Monday, June 8, 2020

Kōura / fresh water crayfish

The North Island Kōura Paranephrops planifrons

There are two species of freshwater crayfish or Kōura in New Zealand. The North Island species, Paranephrops planifrons has been found in the Gordonton section of the Mangaiti stream. While kōura can often be found in native, exotic and some pastoral watercourses, they are generally rare in Hamilton city streams as they are quite sensitive to urban runoff. In addition to water quality, the presence of instream structural cover (logs, undercut banks, tree roots) is crucial for supporting the presence of kōura. Cover provides shelter from aquatic and terrestrial predators and helps to trap leaves and other detritus that koura feed on.  While eels are a natural predator, if there is plenty of thick cover and undercut banks they can co-exist. The trend tends to be that the higher you go upstream and the smaller the watercourse gets, and the harder it is for fish to get to, the more kōura you find. Streams like this also tend to have lots of leaf matter and small stable pools for the kōura to eat and reproduce. In some streams where formidable waterfalls with big overhangs prevent fish access, kōura can be very abundant.
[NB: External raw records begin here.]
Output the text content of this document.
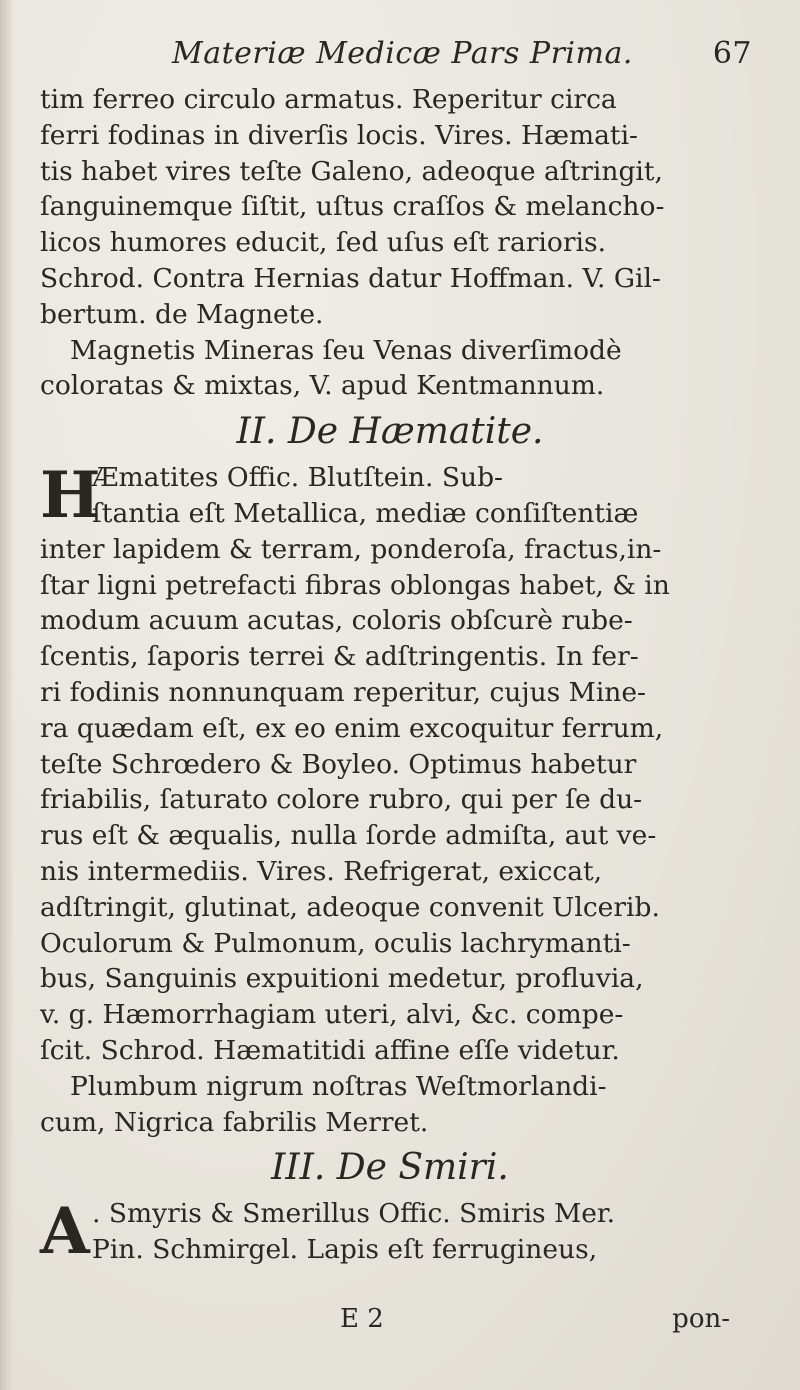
Materiæ Medicæ Pars Prima.	67
tim ferreo circulo armatus. Reperitur circa
ferri fodinas in diverſis locis. Vires. Hæmati-
tis habet vires teſte Galeno, adeoque aſtringit,
ſanguinemque ſiſtit, uſtus craſſos & melancho-
licos humores educit, ſed uſus eſt rarioris.
Schrod. Contra Hernias datur Hoffman. V. Gil-
bertum. de Magnete.
Magnetis Mineras ſeu Venas diverſimodè
coloratas & mixtas, V. apud Kentmannum.
II. De Hæmatite.
H
Æmatites Offic. Blutſtein. Sub-
ſtantia eſt Metallica, mediæ conſiſtentiæ
inter lapidem & terram, ponderoſa, fractus,in-
ſtar ligni petrefacti fibras oblongas habet, & in
modum acuum acutas, coloris obſcurè rube-
ſcentis, ſaporis terrei & adſtringentis. In fer-
ri fodinis nonnunquam reperitur, cujus Mine-
ra quædam eſt, ex eo enim excoquitur ferrum,
teſte Schrœdero & Boyleo. Optimus habetur
friabilis, ſaturato colore rubro, qui per ſe du-
rus eſt & æqualis, nulla ſorde admiſta, aut ve-
nis intermediis. Vires. Refrigerat, exiccat,
adſtringit, glutinat, adeoque convenit Ulcerib.
Oculorum & Pulmonum, oculis lachrymanti-
bus, Sanguinis expuitioni medetur, profluvia,
v. g. Hæmorrhagiam uteri, alvi, &c. compe-
ſcit. Schrod. Hæmatitidi affine eſſe videtur.
Plumbum nigrum noſtras Weſtmorlandi-
cum, Nigrica fabrilis Merret.
III. De Smiri.
A . Smyris & Smerillus Offic. Smiris Mer.
Pin. Schmirgel. Lapis eſt ferrugineus,
E 2	pon-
Under such situations, kōura can often be observed out in the open in the middle of the day, grazing happily away on litter on the bottom stream pools, with no fish to influence their behaviour. In streams that have fish, they tend to stay much closer to cover and to only venture out into the open to feed under the cover of darkness. They have been seen grazing on algae etc on bedrock sheets out of the water, but where they can be 
kept moist.  

                                                            Koura in the Mangaiti stream.